The Proofs ARE the Pudding

This is an article I wrote in 2016 for the Deccan Chronicle on the theme “Mathematics – 10 years from now.” 

See, baby, one block, two blocks… barely has a baby learned a few words when we start teaching it numbers. Learning how to count is perhaps the first formal thing we learn, and yet, if we have to count out a sum of, say, 30,000 rupees in cash, we aren’t very efficient. We have to do it carefully and several times, and the moment the sums become substantial we’re better off with a machine. This is true not just of counting cash but of any algorithmic operation you can think of. (3256 times 8622, anyone?)

What then can we expect an education in mathematics to do for us? Of course we must master some algorithms. Efficient calculators or not, we need an understanding of arithmetic, fractions and percentages to be equipped for daily life and citizenship.

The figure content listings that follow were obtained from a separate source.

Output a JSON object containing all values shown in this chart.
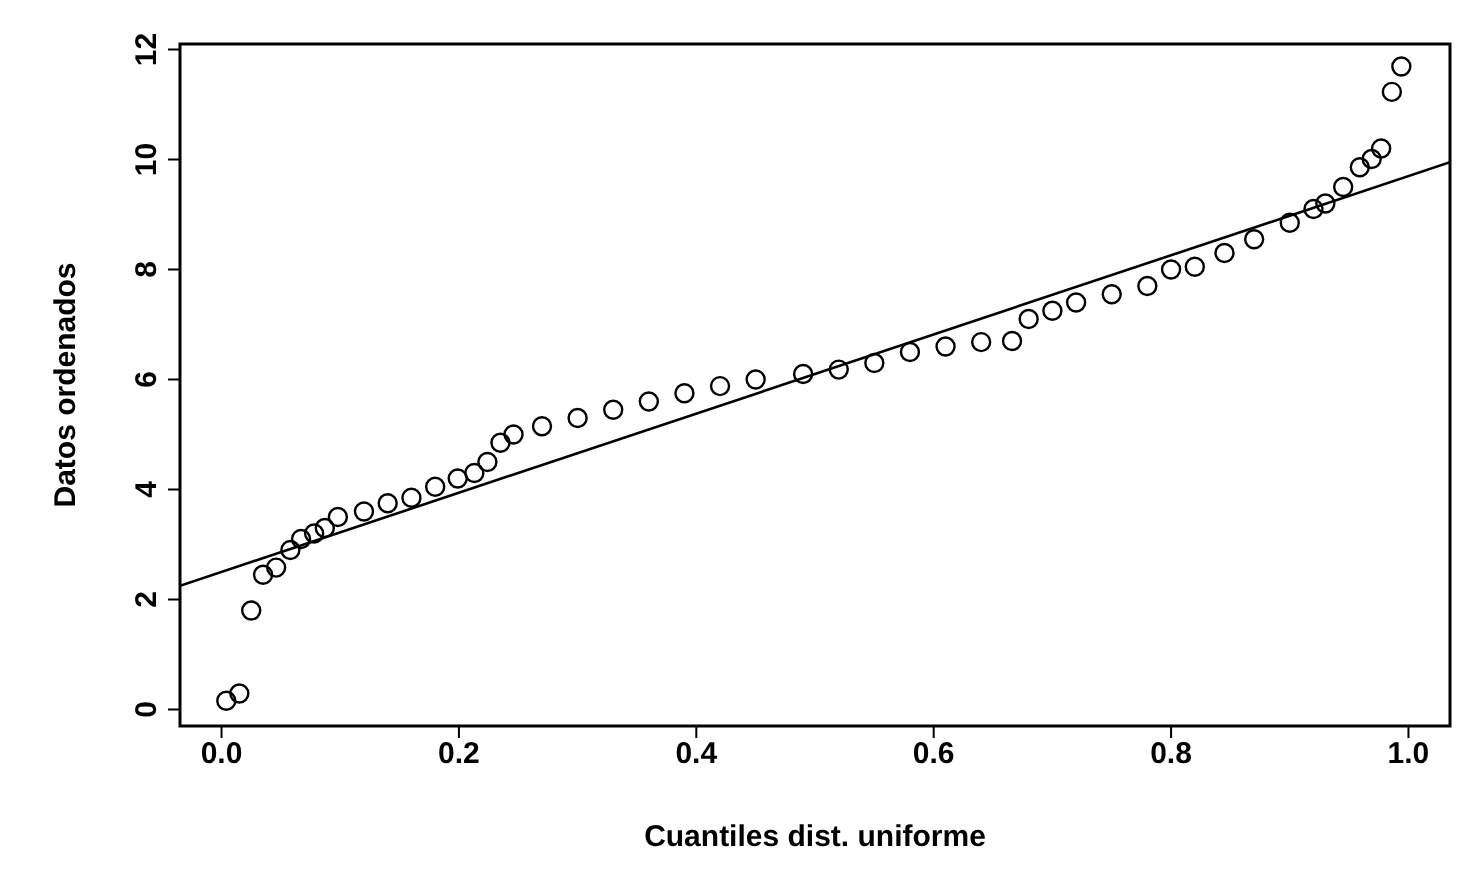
{
  "chart_data": {
    "type": "scatter",
    "xlabel": "Cuantiles dist. uniforme",
    "ylabel": "Datos ordenados",
    "xlim": [
      -0.035,
      1.035
    ],
    "ylim": [
      -0.3,
      12.1
    ],
    "xticks": [
      {
        "value": 0,
        "label": "0.0"
      },
      0.2,
      0.4,
      0.6,
      0.8,
      {
        "value": 1,
        "label": "1.0"
      }
    ],
    "yticks": [
      0,
      2,
      4,
      6,
      8,
      10,
      12
    ],
    "grid": false,
    "legend": false,
    "series": [
      {
        "marker": "circle",
        "color": "#000000",
        "x": [
          0.004,
          0.015,
          0.025,
          0.035,
          0.046,
          0.058,
          0.067,
          0.078,
          0.087,
          0.098,
          0.12,
          0.14,
          0.16,
          0.18,
          0.199,
          0.213,
          0.224,
          0.235,
          0.246,
          0.27,
          0.3,
          0.33,
          0.36,
          0.39,
          0.42,
          0.45,
          0.49,
          0.52,
          0.55,
          0.58,
          0.61,
          0.64,
          0.666,
          0.68,
          0.7,
          0.72,
          0.75,
          0.78,
          0.8,
          0.82,
          0.845,
          0.87,
          0.9,
          0.92,
          0.93,
          0.945,
          0.959,
          0.969,
          0.977,
          0.986,
          0.994
        ],
        "values": [
          0.16,
          0.29,
          1.8,
          2.45,
          2.58,
          2.9,
          3.1,
          3.2,
          3.3,
          3.5,
          3.6,
          3.75,
          3.85,
          4.05,
          4.2,
          4.3,
          4.5,
          4.85,
          5.0,
          5.15,
          5.3,
          5.45,
          5.6,
          5.75,
          5.88,
          6.0,
          6.1,
          6.18,
          6.3,
          6.5,
          6.6,
          6.68,
          6.7,
          7.1,
          7.25,
          7.4,
          7.55,
          7.7,
          8.0,
          8.05,
          8.3,
          8.55,
          8.85,
          9.1,
          9.2,
          9.5,
          9.86,
          10.01,
          10.2,
          11.23,
          11.69
        ]
      },
      {
        "type": "line",
        "color": "#000000",
        "x": [
          -0.035,
          1.035
        ],
        "values": [
          2.25,
          9.95
        ],
        "line_style": "solid"
      }
    ]
  }
}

Knowing how to divide a large number by another isn’t much good if you don’t know what you’re doing when you divide – on the other hand the theory of division isn’t very useful if you can’t find out – or estimate –  the answer to an actual division problem. So teaching kids the nuts and bolts of numerical operations will remain a staple of mathematical education.

These nuts and bolts, however, don’t need fourteen years to master. There is plenty of time in school to move on to something closer to what mathematics is about today. Math classes in school feel nothing like what a mathematician actually does. How can this be true even of an “advanced” topic like calculus?  It’s not the name of the topic that makes it mathematics – it’s what you are asking of a student. If all you require is the rote application of a set of formulae and a whole lot of drilling towards the quick and correct disposal of questions in under 5 minutes, then it’s just not mathematics. Mathematics is built around the notion of proof: a chain of reasoning, an argument that you have understood and then communicated, that shows why something must be true. Proofs are arrived at after digesting a problem, playing around with it, perhaps for a long time, and making many false starts. After a while a penny drops, and in a moment that feels rather like magic, you see why something simply *must* be true. Then you are in a position to construct a logical argument that convinces others and also confirms to you the correctness of your own idea.

Mathematics calls for patience, persistence, logical argumentation, acceptance of false starts and the seeking out of background knowledge. These are the very skills you need to be a good problem solver in any field. Instead of providing computational tools for students headed to technical fields, getting students to reason and problem-solve for themselves would be useful no matter what they choose to do. This isn’t simply the idiosyncratic opinion of a few – the most recent National Curriculum Framework, published by the NCERT in 2005, put forth precisely this vision. Yet eleven years on, its impact has been limited.  A full implementation of this shift in the next decade would change not just the practice but the very goals of mathematics education.